In the real world, the process of recycling follows the same scenario
as mining the original metals:  the highest-quality and
easiest-to-get-at resources are mined first. Thereafter,
poorer-and-poorer quality and harder-to-get-at resources are mined at
higher-and-higher energy costs.

Physics incorporated thermodynamics - moved from "production" to
"circulation" - over 100 years ago. But modern economic texts such as
McConnell & Brue, 1999, and Samuelson & Nordhouse, 1998 still do not
discuss thermodynamics or entropy!

"An answer might lie in the fact that economics is no more than a
mechanistic belief (though defended with fanatical vigour) that by
exchanging goods for money, countries can make themselves better off.
It is true that by buying from another country we can avoid resource
depletion and environmental degradation here, but that degradation is
transferred to the supplying country. If the country that sells us
those goods buys its materials from us, it avoids its own resource
depletion and environmental destruction and transfers the impact back
to us. So while we are all at it (and use each other's best economic
advantage), we cannot avoid environmental damage by trading with each
other and thus get perpetual environmental benefits like perpetual
motion. Indeed, if that worked, we could achieve absolute
environmental integrity by just selling our products to another
country and then buying them back. That proposition is clearly absurd.
We shall see that globally no environmental advantage can be gained
from international trade and much environmental capital is lost while
amenity assets are destroyed in the process.

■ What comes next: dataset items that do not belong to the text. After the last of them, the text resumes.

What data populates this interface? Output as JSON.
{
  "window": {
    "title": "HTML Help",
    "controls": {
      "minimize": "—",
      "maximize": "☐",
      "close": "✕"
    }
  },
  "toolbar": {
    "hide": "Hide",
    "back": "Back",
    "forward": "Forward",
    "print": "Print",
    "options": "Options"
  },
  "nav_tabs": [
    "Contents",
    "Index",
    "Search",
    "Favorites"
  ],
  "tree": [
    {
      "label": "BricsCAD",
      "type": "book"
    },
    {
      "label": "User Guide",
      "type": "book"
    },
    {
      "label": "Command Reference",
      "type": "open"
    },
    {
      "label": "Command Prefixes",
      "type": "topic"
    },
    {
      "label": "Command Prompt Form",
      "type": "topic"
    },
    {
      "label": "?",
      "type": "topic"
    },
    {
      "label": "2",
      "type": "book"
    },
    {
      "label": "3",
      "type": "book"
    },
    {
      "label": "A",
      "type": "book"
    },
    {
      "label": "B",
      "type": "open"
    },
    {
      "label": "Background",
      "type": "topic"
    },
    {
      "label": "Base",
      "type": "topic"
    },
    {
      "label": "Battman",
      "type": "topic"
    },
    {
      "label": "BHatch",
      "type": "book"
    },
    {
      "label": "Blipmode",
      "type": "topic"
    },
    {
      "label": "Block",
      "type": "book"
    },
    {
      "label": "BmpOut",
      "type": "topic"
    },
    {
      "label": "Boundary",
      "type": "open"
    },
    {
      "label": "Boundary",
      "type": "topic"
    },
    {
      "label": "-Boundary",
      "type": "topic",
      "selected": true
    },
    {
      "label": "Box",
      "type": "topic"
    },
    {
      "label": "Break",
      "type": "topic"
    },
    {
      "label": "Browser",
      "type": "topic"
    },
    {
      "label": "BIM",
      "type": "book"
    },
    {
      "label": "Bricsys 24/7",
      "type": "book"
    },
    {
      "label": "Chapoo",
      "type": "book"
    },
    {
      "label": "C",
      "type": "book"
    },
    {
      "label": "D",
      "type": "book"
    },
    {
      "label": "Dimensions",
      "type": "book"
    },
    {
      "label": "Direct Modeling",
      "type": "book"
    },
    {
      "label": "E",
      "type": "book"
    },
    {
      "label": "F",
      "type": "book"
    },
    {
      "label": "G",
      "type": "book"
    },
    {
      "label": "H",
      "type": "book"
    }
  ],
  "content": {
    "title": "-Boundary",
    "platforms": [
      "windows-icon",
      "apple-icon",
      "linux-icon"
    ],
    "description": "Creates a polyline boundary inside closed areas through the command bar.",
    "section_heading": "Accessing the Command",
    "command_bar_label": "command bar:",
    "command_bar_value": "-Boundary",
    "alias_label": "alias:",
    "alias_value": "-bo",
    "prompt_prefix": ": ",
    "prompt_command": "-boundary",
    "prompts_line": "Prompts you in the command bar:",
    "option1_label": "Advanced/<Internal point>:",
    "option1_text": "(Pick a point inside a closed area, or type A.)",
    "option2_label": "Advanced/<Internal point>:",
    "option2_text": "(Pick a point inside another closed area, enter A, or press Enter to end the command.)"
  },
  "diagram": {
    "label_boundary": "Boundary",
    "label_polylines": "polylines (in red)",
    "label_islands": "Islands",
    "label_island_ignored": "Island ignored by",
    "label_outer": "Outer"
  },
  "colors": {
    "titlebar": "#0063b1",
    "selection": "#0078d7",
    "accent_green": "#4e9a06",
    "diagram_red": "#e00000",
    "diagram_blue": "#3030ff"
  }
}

"Unfortunately there is a physical law, the entropy law, that will not
permit perpetual motion to take place, and a technical law, the Carnot
limit of maximum efficiency, that will not allow any material and
energy to be used without generating some waste. That means it is
impossible to convert energy and material 100% into useful product.
Technical processes in the real world cannot exceed a theoretical
efficiency of around 60%, while most production processes take place
with efficiencies of between 25% and 0%. The latter being all modes of
transport, which are a total loss in terms of physics. Transport adds
nothing to the actual value of a product. Only in economic valuation,
something may have a higher value in one place than another, but the
product itself can only deteriorate in the process.

"Thus, no economic process is possible without some degradation of the
planet." [ pp. 59-60, TOES Proceedings 1995, Gerhard Weissmann.]